Alternativas para combater os maus-tratos aos animais

Enviada em 13/10/2021

No desenho infantil “Tom e Jerry” retrata no episódio “Gatinho celestial” alguns gatos indo para o céu por causa de maus-tratos, como baleamento, atropelamento e abandono. De maneira análoga, no Brasil, a violência contra os animais tem se tornado cada vez mais evidente. Dessa forma, cabe analisar  as principais causas, como a normalização da violência por intermédio da cultura e testes científicos, e possíveis medidas para combater esse impasse.

Sob esse viés, é válido ressaltar que a judiação contra os bichos é naturalizada por meio de alguns eventos culturais. Nesse sentido, de acordo com o artigo “Aspectos que influenciam os maus-tratos contra os animais do meio urbano”  escrito pela bióloga Barési Freitas Delabary, manifestações como: marcações de bois, rodeios e os sacrifícios de bichos para oferendas são eventos normalizados pela sociedade.
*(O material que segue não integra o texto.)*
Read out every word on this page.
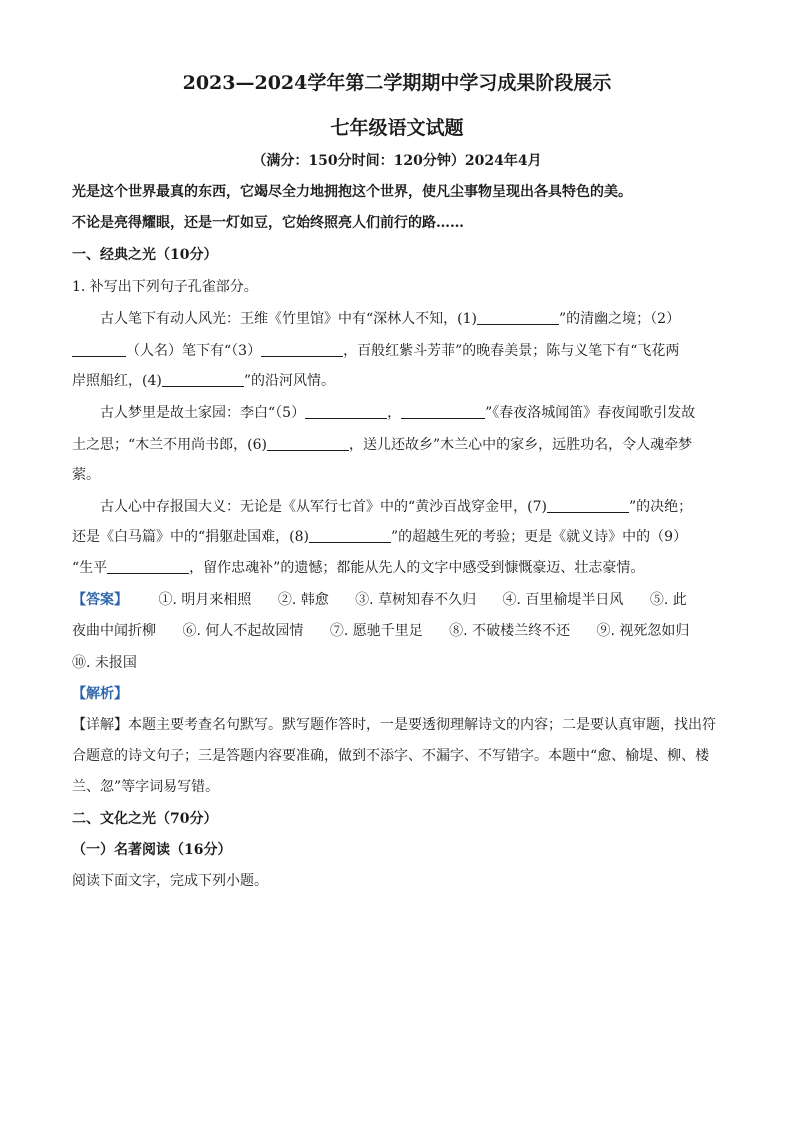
2023—2024学年第二学期期中学习成果阶段展示
七年级语文试题
（满分：150分时间：120分钟）2024年4月
光是这个世界最真的东西，它竭尽全力地拥抱这个世界，使凡尘事物呈现出各具特色的美。
不论是亮得耀眼，还是一灯如豆，它始终照亮人们前行的路……
一、经典之光（10分）
1. 补写出下列句子孔雀部分。
古人笔下有动人风光：王维《竹里馆》中有“深林人不知，(1)	”的清幽之境；（2）
（人名）笔下有“（3）	，百般红紫斗芳菲”的晚春美景；陈与义笔下有“飞花两
岸照船红，(4)	”的沿河风情。
古人梦里是故土家园：李白“（5）	，	”《春夜洛城闻笛》春夜闻歌引发故
土之思；“木兰不用尚书郎，(6)	，送儿还故乡”木兰心中的家乡，远胜功名，令人魂牵梦
萦。
古人心中存报国大义：无论是《从军行七首》中的“黄沙百战穿金甲，(7)	”的决绝；
还是《白马篇》中的“捐躯赴国难，(8)	”的超越生死的考验；更是《就义诗》中的（9）
“生平	，留作忠魂补”的遗憾；都能从先人的文字中感受到慷慨豪迈、壮志豪情。
【答案】 ①. 明月来相照 ②. 韩愈 ③. 草树知春不久归 ④. 百里榆堤半日风 ⑤. 此
夜曲中闻折柳 ⑥. 何人不起故园情 ⑦. 愿驰千里足 ⑧. 不破楼兰终不还 ⑨. 视死忽如归
⑩. 未报国
【解析】
【详解】本题主要考查名句默写。默写题作答时，一是要透彻理解诗文的内容；二是要认真审题，找出符
合题意的诗文句子；三是答题内容要准确，做到不添字、不漏字、不写错字。本题中“愈、榆堤、柳、楼
兰、忽”等字词易写错。
二、文化之光（70分）
（一）名著阅读（16分）
阅读下面文字，完成下列小题。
À vista disso, é possível dizer que, por esses acontecimentos culturais existirem a anos e servirem de entretenimento, acabam sendo vistos como normais e mascaram às violências que os animais sofrem, além disso, a falta de empatia e de leis rígidas fazem com que se tenha poucas denúncias. Sendo assim, é inadmissível que esses eventos culturais continuem sendo  aceitos por causa da diversão humana.
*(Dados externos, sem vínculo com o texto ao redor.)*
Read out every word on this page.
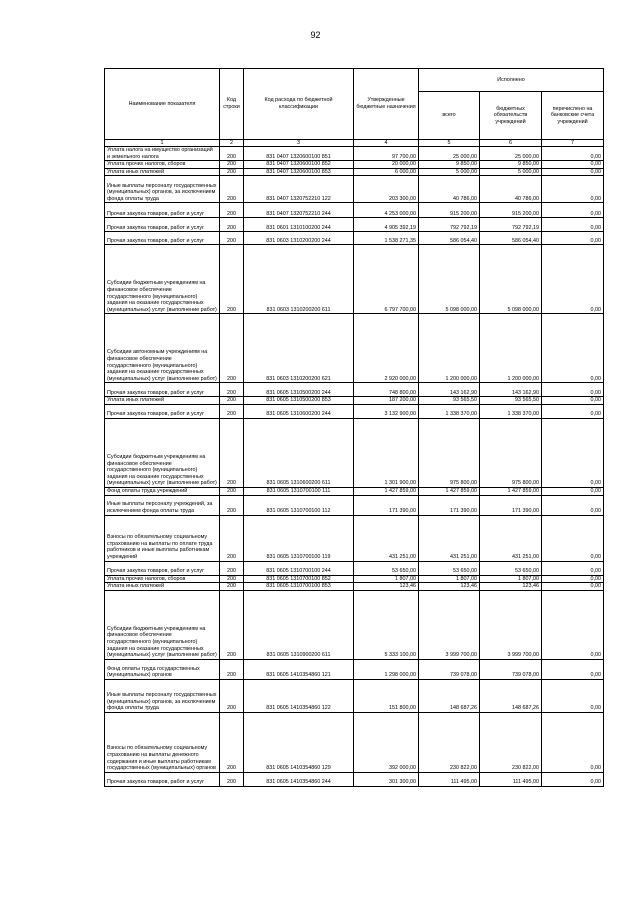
92
Наименование показателя	Код строки	Код расхода по бюджетной классификации	Утвержденные бюджетные назначения	Исполнено		
				всего	бюджетных обязательств учреждений	перечислено на банковские счета учреждений
1	2	3	4	5	6	7
Уплата налога на имущество организаций и земельного налога	200	831 0407 1320600100 851	97 700,00	25 000,00	25 000,00	0,00
Уплата прочих налогов, сборов	200	831 0407 1320600100 852	20 000,00	9 850,00	9 850,00	0,00
Уплата иных платежей	200	831 0407 1320600100 853	6 000,00	5 000,00	5 000,00	0,00
Иные выплаты персоналу государственных (муниципальных) органов, за исключением фонда оплаты труда	200	831 0407 1320752210 122	203 300,00	40 786,00	40 786,00	0,00
Прочая закупка товаров, работ и услуг	200	831 0407 1320752210 244	4 253 000,00	915 200,00	915 200,00	0,00
Прочая закупка товаров, работ и услуг	200	831 0601 1310100200 244	4 905 392,19	792 792,19	792 792,19	0,00
Прочая закупка товаров, работ и услуг	200	831 0603 1310200200 244	1 538 271,35	586 054,40	586 054,40	0,00
Субсидии бюджетным учреждениям на финансовое обеспечение государственного (муниципального) задания на оказание государственных (муниципальных) услуг (выполнение работ)	200	831 0603 1310200200 611	6 797 700,00	5 098 000,00	5 098 000,00	0,00
Субсидии автономным учреждениям на финансовое обеспечение государственного (муниципального) задания на оказание государственных (муниципальных) услуг (выполнение работ)	200	831 0603 1310200200 621	2 920 000,00	1 200 000,00	1 200 000,00	0,00
Прочая закупка товаров, работ и услуг	200	831 0605 1310500200 244	748 800,00	143 162,90	143 162,90	0,00
Уплата иных платежей	200	831 0605 1310500200 853	187 200,00	93 565,50	93 565,50	0,00
Прочая закупка товаров, работ и услуг	200	831 0605 1310600200 244	3 132 900,00	1 338 370,00	1 338 370,00	0,00
Субсидии бюджетным учреждениям на финансовое обеспечение государственного (муниципального) задания на оказание государственных (муниципальных) услуг (выполнение работ)	200	831 0605 1310600200 611	1 301 900,00	975 800,00	975 800,00	0,00
Фонд оплаты труда учреждений	200	831 0605 1310700100 111	1 427 859,00	1 427 859,00	1 427 859,00	0,00
Иные выплаты персоналу учреждений, за исключением фонда оплаты труда	200	831 0605 1310700100 112	171 390,00	171 390,00	171 390,00	0,00
Взносы по обязательному социальному страхованию на выплаты по оплате труда работников и иные выплаты работникам учреждений	200	831 0605 1310700100 119	431 251,00	431 251,00	431 251,00	0,00
Прочая закупка товаров, работ и услуг	200	831 0605 1310700100 244	53 650,00	53 650,00	53 650,00	0,00
Уплата прочих налогов, сборов	200	831 0605 1310700100 852	1 807,00	1 807,00	1 807,00	0,00
Уплата иных платежей	200	831 0605 1310700100 853	123,46	123,46	123,46	0,00
Субсидии бюджетным учреждениям на финансовое обеспечение государственного (муниципального) задания на оказание государственных (муниципальных) услуг (выполнение работ)	200	831 0605 1310900200 611	5 333 100,00	3 999 700,00	3 999 700,00	0,00
Фонд оплаты труда государственных (муниципальных) органов	200	831 0605 1410354860 121	1 298 000,00	739 078,00	739 078,00	0,00
Иные выплаты персоналу государственных (муниципальных) органов, за исключением фонда оплаты труда	200	831 0605 1410354860 122	151 800,00	148 687,26	148 687,26	0,00
Взносы по обязательному социальному страхованию на выплаты денежного содержания и иные выплаты работникам государственных (муниципальных) органов	200	831 0605 1410354860 129	392 000,00	230 822,00	230 822,00	0,00
Прочая закупка товаров, работ и услуг	200	831 0605 1410354860 244	301 300,00	111 495,00	111 495,00	0,00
Ademais, a utilização dos bichos em testes científicos contribui com a violência. Nesse contexto, o curta-metragem estadunidense “Salve o Ralph” mostra como os coelhos sofrem ao serem  testados em uma clínica de cosméticos de beleza, perdendo um pouco da visão, audição, pelos e tendo queimaduras químicas. Diante disso, pode-se afirmar que mesmo existindo medidas alternativas que não experimentam produtos em animais (como o método in-vitro e in silico),  o especismo (ideia de que o ser humano é uma espécie superior as outras) e a ação dos indivíduos de não utilizarem produtos não testados em bichos, fazem com que os ensaios continuem sendo feitos de maneira criminosa. Portanto, é inaceitável que os cientistas permaneçam utilizando metodologias que usam os animais como cobaias.
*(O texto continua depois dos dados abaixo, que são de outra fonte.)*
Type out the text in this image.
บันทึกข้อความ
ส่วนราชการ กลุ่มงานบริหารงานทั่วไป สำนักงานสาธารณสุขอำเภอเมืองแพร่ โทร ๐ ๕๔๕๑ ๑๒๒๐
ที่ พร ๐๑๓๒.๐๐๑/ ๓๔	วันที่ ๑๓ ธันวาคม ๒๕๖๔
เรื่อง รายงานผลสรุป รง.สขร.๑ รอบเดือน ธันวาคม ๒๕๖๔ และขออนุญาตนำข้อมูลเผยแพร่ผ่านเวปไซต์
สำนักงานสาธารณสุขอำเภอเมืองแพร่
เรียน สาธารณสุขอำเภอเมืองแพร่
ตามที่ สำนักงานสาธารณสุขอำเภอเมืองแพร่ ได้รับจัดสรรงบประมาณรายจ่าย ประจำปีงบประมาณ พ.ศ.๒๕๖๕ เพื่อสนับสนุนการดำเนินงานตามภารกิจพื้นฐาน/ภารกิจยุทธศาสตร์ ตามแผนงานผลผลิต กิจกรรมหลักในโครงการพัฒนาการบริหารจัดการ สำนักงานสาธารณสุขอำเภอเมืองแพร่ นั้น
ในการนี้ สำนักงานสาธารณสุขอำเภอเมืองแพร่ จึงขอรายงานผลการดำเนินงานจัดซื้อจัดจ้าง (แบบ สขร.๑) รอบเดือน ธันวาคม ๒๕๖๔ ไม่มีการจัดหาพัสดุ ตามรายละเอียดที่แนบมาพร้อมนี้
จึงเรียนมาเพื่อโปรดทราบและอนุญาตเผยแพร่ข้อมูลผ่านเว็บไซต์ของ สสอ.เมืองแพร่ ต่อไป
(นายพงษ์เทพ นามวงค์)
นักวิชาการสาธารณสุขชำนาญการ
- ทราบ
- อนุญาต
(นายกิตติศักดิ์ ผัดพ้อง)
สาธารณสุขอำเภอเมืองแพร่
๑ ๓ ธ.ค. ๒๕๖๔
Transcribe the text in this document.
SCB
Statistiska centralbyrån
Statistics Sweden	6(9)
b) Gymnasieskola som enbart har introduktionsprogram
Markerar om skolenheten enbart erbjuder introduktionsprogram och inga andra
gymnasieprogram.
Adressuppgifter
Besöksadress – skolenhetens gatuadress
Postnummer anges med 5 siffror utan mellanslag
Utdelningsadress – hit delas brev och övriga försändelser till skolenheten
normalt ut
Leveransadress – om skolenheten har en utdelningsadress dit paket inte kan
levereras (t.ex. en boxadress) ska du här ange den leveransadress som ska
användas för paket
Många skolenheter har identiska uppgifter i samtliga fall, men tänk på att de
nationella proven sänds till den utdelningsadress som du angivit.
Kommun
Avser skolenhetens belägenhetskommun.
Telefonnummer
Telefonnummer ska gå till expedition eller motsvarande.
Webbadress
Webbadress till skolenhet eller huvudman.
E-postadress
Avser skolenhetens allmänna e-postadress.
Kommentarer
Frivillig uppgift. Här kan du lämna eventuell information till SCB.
Desse modo, cabe ao Ministério do Meio Ambiente diminuir às judiações dos bichos. Por meio de fiscalizações em eventos que usam os animais como entretenimento - como lugares de marcações de gados e rodeios - além produzir cartilhas para incentivar a população a denunciar os crimes de agressões contra os bixos e exigir que eles não sejam utilizados como cobaias nos laboratórios, aumentando o valor da multa e os anos de prisão para os cientistas que desrespeitarem. Dessa maneira, é possível combater um pouco dos crimes contra os animais.